Digital marketing vendor Criteo S.A. and its retail clients are rapidly adjusting to consumers’ shift to navigating the internet on mobile devices. Nearly 57% of Criteo’s revenue stemmed from mobile ads they placed for their clients during the third quarter, the vendor reported today. That’s a marked seven percentage point increase from the same revenue stream in the second quarter.
The mobile shift comes amid an increasingly fragmented e-commerce landscape in which many shoppers toggle between devices as they shop online. The vendor’s universal match technology attempts to stitch together consumer profiles across devices using anonymized customer-relationship management IDs that are pooled together within Criteo’s system.
Roughly 52% of the vendor’s revenue—excluding traffic acquisition costs—relied on its universal match technology, the vendor says. That’s up five percentage points from the second quarter.

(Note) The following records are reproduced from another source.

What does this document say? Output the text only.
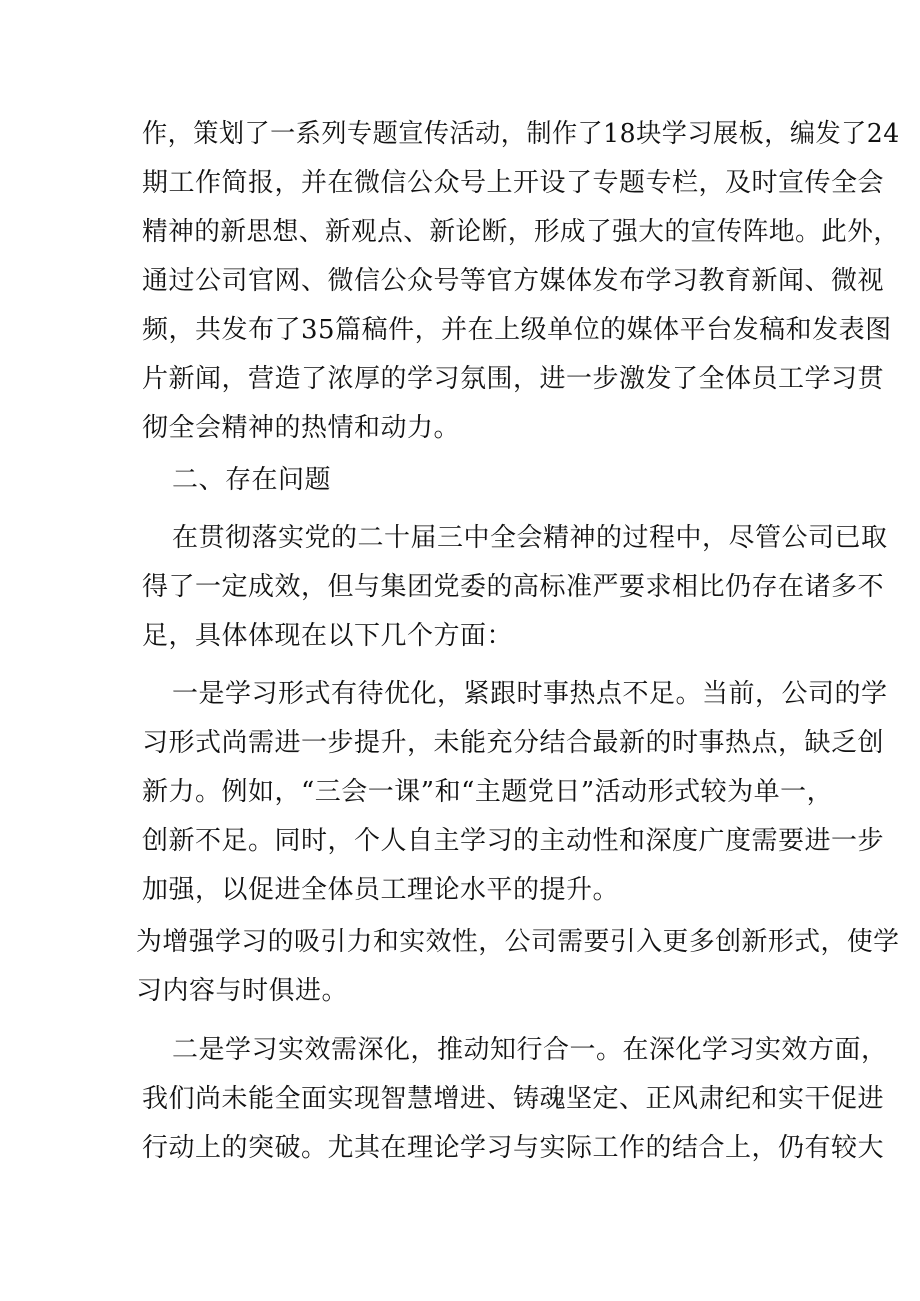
作，策划了一系列专题宣传活动，制作了18块学习展板，编发了24
期工作简报，并在微信公众号上开设了专题专栏，及时宣传全会
精神的新思想、新观点、新论断，形成了强大的宣传阵地。此外，
通过公司官网、微信公众号等官方媒体发布学习教育新闻、微视
频，共发布了35篇稿件，并在上级单位的媒体平台发稿和发表图
片新闻，营造了浓厚的学习氛围，进一步激发了全体员工学习贯
彻全会精神的热情和动力。
二、存在问题
在贯彻落实党的二十届三中全会精神的过程中，尽管公司已取
得了一定成效，但与集团党委的高标准严要求相比仍存在诸多不
足，具体体现在以下几个方面：
一是学习形式有待优化，紧跟时事热点不足。当前，公司的学
习形式尚需进一步提升，未能充分结合最新的时事热点，缺乏创
新力。例如，“三会一课”和“主题党日”活动形式较为单一，
创新不足。同时，个人自主学习的主动性和深度广度需要进一步
加强，以促进全体员工理论水平的提升。
为增强学习的吸引力和实效性，公司需要引入更多创新形式，使学
习内容与时俱进。
二是学习实效需深化，推动知行合一。在深化学习实效方面，
我们尚未能全面实现智慧增进、铸魂坚定、正风肃纪和实干促进
行动上的突破。尤其在理论学习与实际工作的结合上，仍有较大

The technology enables Criteo to identify when a consumer logs into one device with one retail advertiser and on another device with another retail advertiser as long as the CRM ID is the same.
Criteo says its acquisition of HookLogic Inc., which offers technology that places targeted ads on the websites of such retailers as Wal-Mart Stores Inc., No. 4 in the Internet Retailer 2016 Top 500 Guide, and Target Corp. (No. 22), should close in the coming weeks.
For the third quarter ended Sept. 30, Criteo reported:
- Revenue of $423.9 million, up 27.4% from $332.7 million during the same period last year.
- Net income of $14.7 million, up 153.4% from $5.8 million.
- 12,882 clients, up 38.7% from 9,290 a year earlier.
For the first nine months of the year, Criteo reported:
- Revenue of $1.232 billion, up 33.0% from $926.2 million during the same period last year.
- Net income of $46.6 million, up 100.0% from $23.3 million.